In a generic subtitling, you’d never leave it blank. I mean one where there was ample time to get the job done. You’ve got the mood of the scene, the intent of the writers, and the importance of the wordplay itself, as well as the time constraints. So you pick the most important elements and make it fit as best as you can. (I’ve seen a lot of English shows subtitled into Quebecois French in my youth, so I have an elaborate frame of reference, though a dated one.)
A more recent case in point: In the movie Amélie the mentally-challenged fellow is going off about the awful greengrocer fellow Colignon and getting some good rhyming burns in. “Colignon, tête de fion,” got translated to, “Colignon, big moron.”
The character was firing off sick burns in a rapidfire, rhyming kind of way.

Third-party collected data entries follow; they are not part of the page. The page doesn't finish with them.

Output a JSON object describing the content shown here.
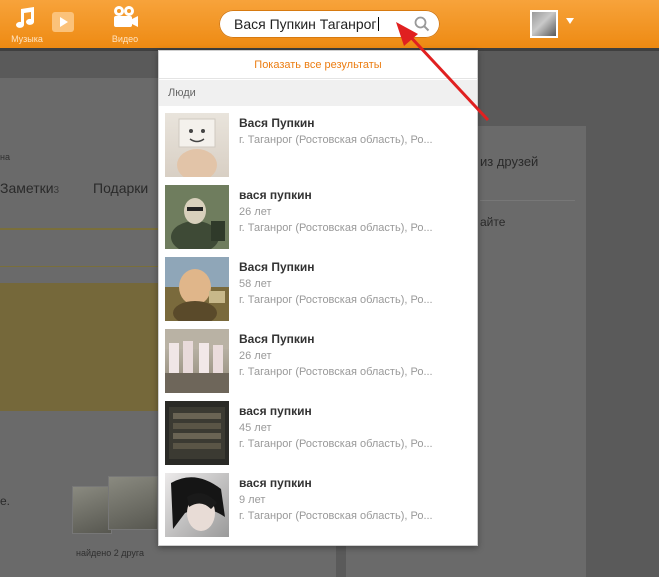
{
  "topbar": {
    "music_label": "Музыка",
    "video_label": "Видео",
    "search_value": "Вася Пупкин Таганрог",
    "accent_color": "#ee8a12"
  },
  "background_page": {
    "fragment_na": "на",
    "tab_notes": "Заметки",
    "tab_notes_count": "3",
    "tab_gifts": "Подарки",
    "right_friends": "из друзей",
    "right_aite": "айте",
    "left_e": "е.",
    "found_friends": "найдено 2 друга"
  },
  "dropdown": {
    "show_all": "Показать все результаты",
    "section_people": "Люди",
    "results": [
      {
        "name": "Вася Пупкин",
        "age": "",
        "location": "г. Таганрог (Ростовская область), Ро..."
      },
      {
        "name": "вася пупкин",
        "age": "26 лет",
        "location": "г. Таганрог (Ростовская область), Ро..."
      },
      {
        "name": "Вася Пупкин",
        "age": "58 лет",
        "location": "г. Таганрог (Ростовская область), Ро..."
      },
      {
        "name": "Вася Пупкин",
        "age": "26 лет",
        "location": "г. Таганрог (Ростовская область), Ро..."
      },
      {
        "name": "вася пупкин",
        "age": "45 лет",
        "location": "г. Таганрог (Ростовская область), Ро..."
      },
      {
        "name": "вася пупкин",
        "age": "9 лет",
        "location": "г. Таганрог (Ростовская область), Ро..."
      }
    ]
  },
  "annotation": {
    "arrow_color": "#e02020"
  }
}
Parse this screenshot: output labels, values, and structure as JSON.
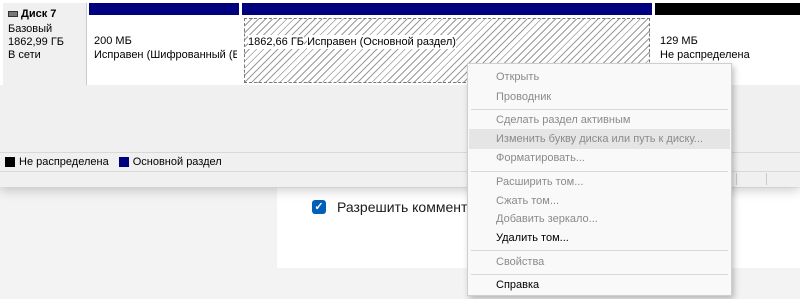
{
  "background": {
    "checkbox_label": "Разрешить комментар"
  },
  "disk": {
    "name": "Диск 7",
    "type": "Базовый",
    "size": "1862,99 ГБ",
    "status": "В сети"
  },
  "partitions": [
    {
      "size": "200 МБ",
      "status": "Исправен (Шифрованный (EF"
    },
    {
      "size": "1862,66 ГБ",
      "status": "Исправен (Основной раздел)"
    },
    {
      "size": "129 МБ",
      "status": "Не распределена"
    }
  ],
  "legend": [
    {
      "label": "Не распределена",
      "color": "#000000"
    },
    {
      "label": "Основной раздел",
      "color": "#00007f"
    }
  ],
  "context_menu": {
    "items": [
      {
        "label": "Открыть",
        "enabled": false
      },
      {
        "label": "Проводник",
        "enabled": false
      },
      {
        "label": "Сделать раздел активным",
        "enabled": false
      },
      {
        "label": "Изменить букву диска или путь к диску...",
        "enabled": false
      },
      {
        "label": "Форматировать...",
        "enabled": false
      },
      {
        "label": "Расширить том...",
        "enabled": false
      },
      {
        "label": "Сжать том...",
        "enabled": false
      },
      {
        "label": "Добавить зеркало...",
        "enabled": false
      },
      {
        "label": "Удалить том...",
        "enabled": true
      },
      {
        "label": "Свойства",
        "enabled": false
      },
      {
        "label": "Справка",
        "enabled": true
      }
    ]
  },
  "colors": {
    "primary_partition": "#00007f",
    "unallocated": "#000000",
    "checkbox_accent": "#005fb8"
  }
}
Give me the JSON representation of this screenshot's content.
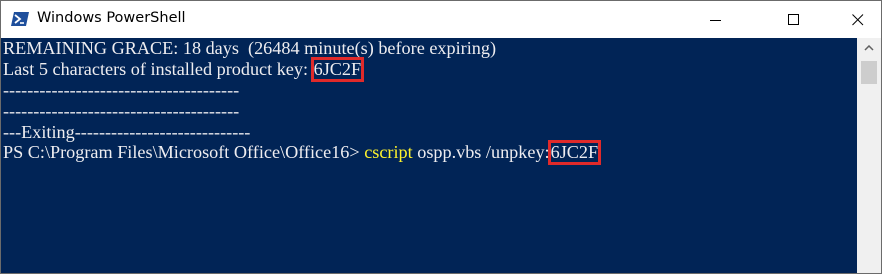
{
  "window": {
    "title": "Windows PowerShell",
    "icon": "powershell-icon",
    "controls": [
      "minimize-icon",
      "maximize-icon",
      "close-icon"
    ]
  },
  "console": {
    "colors": {
      "background": "#012456",
      "text": "#eeedf0",
      "command": "#fdf22d",
      "highlight": "#e02a2a"
    },
    "line1": "REMAINING GRACE: 18 days  (26484 minute(s) before expiring)",
    "line2_prefix": "Last 5 characters of installed product key: ",
    "line2_key": "6JC2F",
    "line3": "---------------------------------------",
    "line4": "---------------------------------------",
    "line5": "---Exiting-----------------------------",
    "prompt": "PS C:\\Program Files\\Microsoft Office\\Office16> ",
    "command": "cscript",
    "command_args": " ospp.vbs /unpkey:",
    "command_key": "6JC2F"
  }
}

The English translation keeps that general feel but is a swing and a miss for meaning. But it generally fit the scene, all other things considered.
If you’re talking about realtime subtitling or live interpretation, I guess that’ll depend on the wit of the person doing it. In another thread (though it’s recently active it’s just faster to recall from memory), an interpreter might just say, “He has made a joke, please laugh,” rather than even try to get that in in realtime.
That’s about the best precision I can answer. I mean, other than, “They do the best they can,” which isn’t a satisfying response.
As an aside, my version of Velocity’s cat joke would have been, “purchatoire”.